The Procession of Spectres

“...the permanent-seeming self is actually an endless procession of disjointed moments.”
- Jonah Lehrer, Proust was a Neuroscientist

The Procession of Spectres engages with vast landscapes to examine the fragmentary nature of the
human condition and the emergence of self.

The images are from a period where I experienced an awakening from a psychological
disappearance due to a long period of depression. I had forgotten the very basics of who I was,
which was reinforced by a strong sense of isolation. Instead of becoming emotionally paralyzed I
was able to transform the experience into an investigation into the transitional nature of the
experiential self. My interest in neuroscience — particularly theories on the self, the mind and
consciousness — strongly informed my approach.

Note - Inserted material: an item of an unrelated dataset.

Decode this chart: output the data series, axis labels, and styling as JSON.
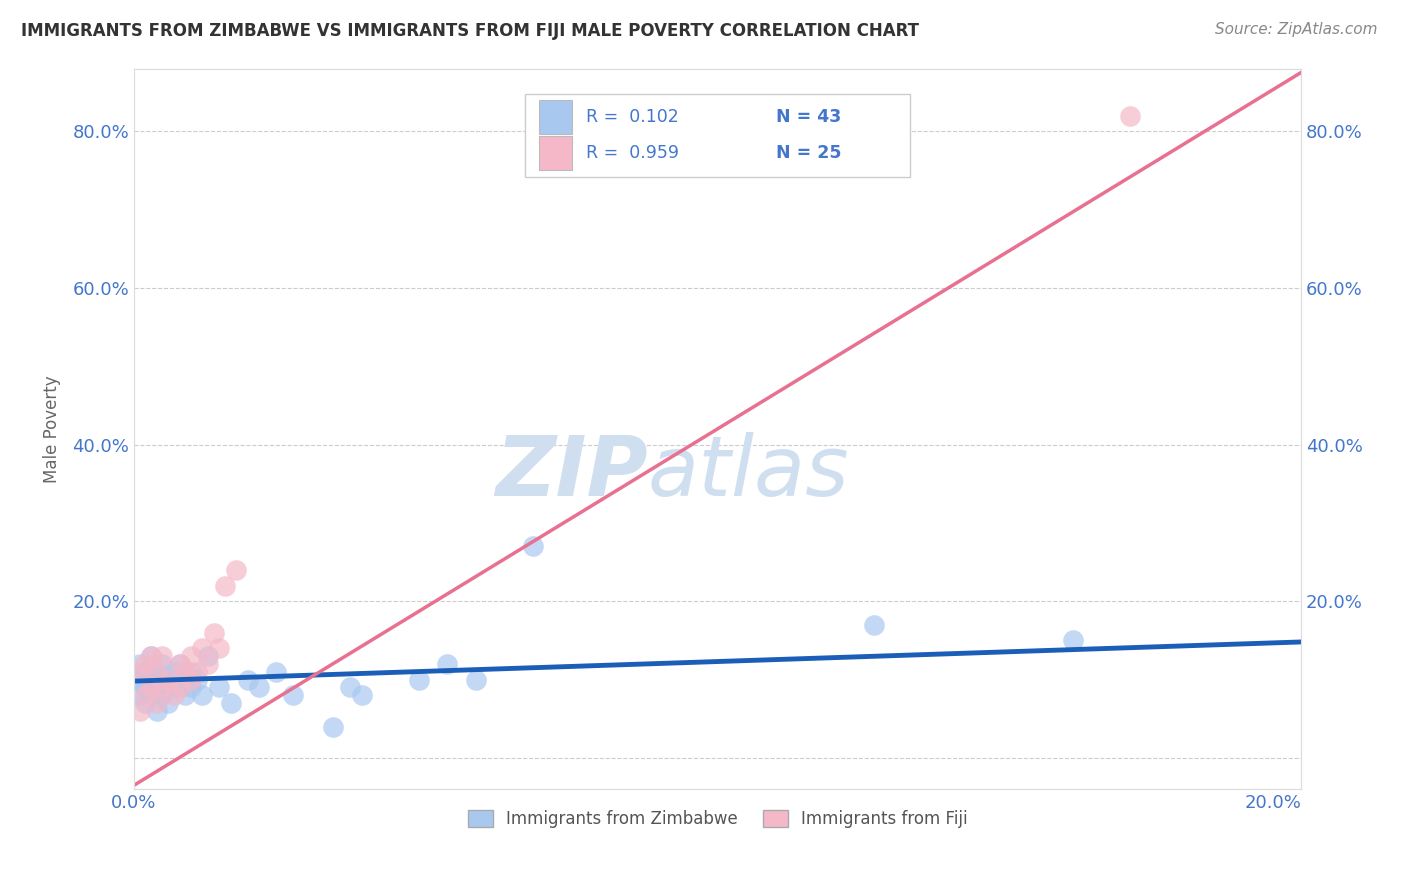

I think of the photograph as a liminal space for consciousness, natural evolution and emotions — an
inscape* in an infinite state of transformation.

*Inscape is a concept derived by Gerard Manley Hopkins from the ideas of the medieval philosopher
Duns Scotus . Hopkins felt that everything in the universe was characterized by what he called inscape,
the distinctive design that constitutes a dynamic individual identity . For Roberto Matta , 20th century
Chilean surrealist , inscape meant expressing internal experiences within landscape.